In 1952, a dispute erupted between both Spartan Radiocasting and Liberty Life over a proposed allocation for television channel 7 in Spartanburg. It was settled in 1958 when Spartan Radiocasting bought back WSPA and WSPA-FM from Liberty Life Insurance and spinning off WORD and WDXY to different ownership.

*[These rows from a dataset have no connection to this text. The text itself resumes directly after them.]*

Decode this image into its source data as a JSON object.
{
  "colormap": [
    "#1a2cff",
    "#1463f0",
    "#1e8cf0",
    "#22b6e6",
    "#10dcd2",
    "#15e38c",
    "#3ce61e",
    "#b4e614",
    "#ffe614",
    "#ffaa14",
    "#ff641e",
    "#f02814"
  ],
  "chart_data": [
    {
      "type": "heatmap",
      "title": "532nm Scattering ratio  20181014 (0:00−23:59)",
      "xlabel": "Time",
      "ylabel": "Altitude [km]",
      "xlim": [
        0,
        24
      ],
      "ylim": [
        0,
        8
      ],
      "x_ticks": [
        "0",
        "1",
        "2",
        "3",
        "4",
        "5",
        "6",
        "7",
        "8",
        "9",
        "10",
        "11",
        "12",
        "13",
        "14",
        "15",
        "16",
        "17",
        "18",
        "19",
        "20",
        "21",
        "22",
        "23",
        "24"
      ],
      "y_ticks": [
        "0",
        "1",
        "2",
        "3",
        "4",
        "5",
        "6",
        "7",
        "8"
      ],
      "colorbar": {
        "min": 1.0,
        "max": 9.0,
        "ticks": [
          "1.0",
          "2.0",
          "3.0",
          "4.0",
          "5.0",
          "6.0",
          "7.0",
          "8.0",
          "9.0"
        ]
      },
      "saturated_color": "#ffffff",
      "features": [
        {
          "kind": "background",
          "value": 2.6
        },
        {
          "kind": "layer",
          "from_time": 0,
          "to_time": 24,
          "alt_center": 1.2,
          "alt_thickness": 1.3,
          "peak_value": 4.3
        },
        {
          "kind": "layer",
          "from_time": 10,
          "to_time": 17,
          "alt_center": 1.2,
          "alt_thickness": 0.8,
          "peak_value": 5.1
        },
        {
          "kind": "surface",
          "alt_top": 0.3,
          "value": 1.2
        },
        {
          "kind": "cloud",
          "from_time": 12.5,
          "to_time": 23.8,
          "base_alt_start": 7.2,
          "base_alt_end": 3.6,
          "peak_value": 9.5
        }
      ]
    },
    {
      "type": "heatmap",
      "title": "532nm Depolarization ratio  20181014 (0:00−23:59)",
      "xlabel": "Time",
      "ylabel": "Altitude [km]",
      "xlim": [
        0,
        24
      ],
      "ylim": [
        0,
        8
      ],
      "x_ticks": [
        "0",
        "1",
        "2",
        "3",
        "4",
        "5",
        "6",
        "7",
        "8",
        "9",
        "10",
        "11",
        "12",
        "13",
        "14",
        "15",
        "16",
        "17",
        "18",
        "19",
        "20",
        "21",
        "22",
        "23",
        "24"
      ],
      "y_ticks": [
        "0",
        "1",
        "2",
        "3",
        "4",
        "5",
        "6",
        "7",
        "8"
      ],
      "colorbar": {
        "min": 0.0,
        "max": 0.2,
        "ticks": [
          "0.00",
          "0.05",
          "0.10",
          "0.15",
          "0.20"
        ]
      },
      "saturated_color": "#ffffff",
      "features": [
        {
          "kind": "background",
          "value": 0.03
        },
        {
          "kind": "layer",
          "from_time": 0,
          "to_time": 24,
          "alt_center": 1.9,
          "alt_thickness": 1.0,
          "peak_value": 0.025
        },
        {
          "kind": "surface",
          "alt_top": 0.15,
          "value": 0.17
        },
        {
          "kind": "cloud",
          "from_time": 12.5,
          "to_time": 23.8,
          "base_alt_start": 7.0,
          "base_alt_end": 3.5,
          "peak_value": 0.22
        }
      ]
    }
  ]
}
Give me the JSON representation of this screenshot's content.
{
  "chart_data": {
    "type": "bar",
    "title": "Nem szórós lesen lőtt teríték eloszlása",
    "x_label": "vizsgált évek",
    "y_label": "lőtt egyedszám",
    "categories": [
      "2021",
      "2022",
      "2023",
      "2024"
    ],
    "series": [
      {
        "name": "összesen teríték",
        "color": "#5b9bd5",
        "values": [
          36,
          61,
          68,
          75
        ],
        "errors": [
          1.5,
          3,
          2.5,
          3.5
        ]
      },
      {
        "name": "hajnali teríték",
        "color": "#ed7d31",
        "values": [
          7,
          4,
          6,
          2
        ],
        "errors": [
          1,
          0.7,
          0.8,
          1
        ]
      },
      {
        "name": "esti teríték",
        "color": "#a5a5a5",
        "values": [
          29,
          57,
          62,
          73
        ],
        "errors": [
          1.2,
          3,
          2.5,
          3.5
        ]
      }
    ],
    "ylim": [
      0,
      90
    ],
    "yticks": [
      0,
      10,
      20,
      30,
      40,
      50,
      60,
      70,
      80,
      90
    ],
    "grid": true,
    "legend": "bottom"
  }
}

WORD was well known as Spartanburg's Top 40 powerhouse in the 1960s and 1970s under the name "Big Word". Some of the South's heavyweights who worked there during the 1970s include Russ Spooner, Bob Canada, Kemosabi Joe Johnson, Fred Hardy, and Robert W. Morgan (not the same Morgan that worked at KHJ) though. The Inimitable MojoMan (Sid D. Grubbs) also worked there in the 1970s. By the 1980s, WORD faced declining audience shares from FM competitors WANS and WFBC-FM, and switched to various formats before going dark in 1989. In October 1990, WORD signed back on as a simulcast of WFBC from Greenville, as both stations switched to news/talk; in 1997, WFBC became WYRD.

In 2002, Entercom Communications moved the "News Radio WORD" format from the weaker 910 AM, which previously held the WORD callsign, to 950 AM. The programming at 950 AM was then moved to 910 AM, along with the WSPA calls. WSPA at 910 has since been sold and is now WOLI.

WORD's transmitter is located near the Spartanburg Community College campus (3 miles northwest of downtown Spartanburg) at 245 Broadcast Drive. Its general coverage area is from Gaffney to Greer (Spartanburg metro), with secondary coverage in the Greenville area. Although WORD transmits with 5,000 watts of power like its counterpart, WYRD, its signal is somewhat stronger due to its lower dial position.

The station added WYRD-FM, now at 98.9 on the dial (originally stationed at 106.3), as a second simulcast partner in 2008. The simulcast continued until the switch from talk to sports by the AM stations.

Until its change in format from talk to sports on March 29, 2014, News Radio WORD carried Russ and Lisa, Mike Gallagher, Coast to Coast AM, Rush Limbaugh, Kim Komando, Lars Larson, Dave Ramsey, Sean Hannity, and Bob McLain.

On March 23, 2022, WORD rebranded as "The Fan Upstate" and switched affiliations from ESPN Radio to CBS Sports Radio and BetQL Network.

On September 29, 2025, WORD changed its format from sports to conservative talk, branded as "Upstate Red".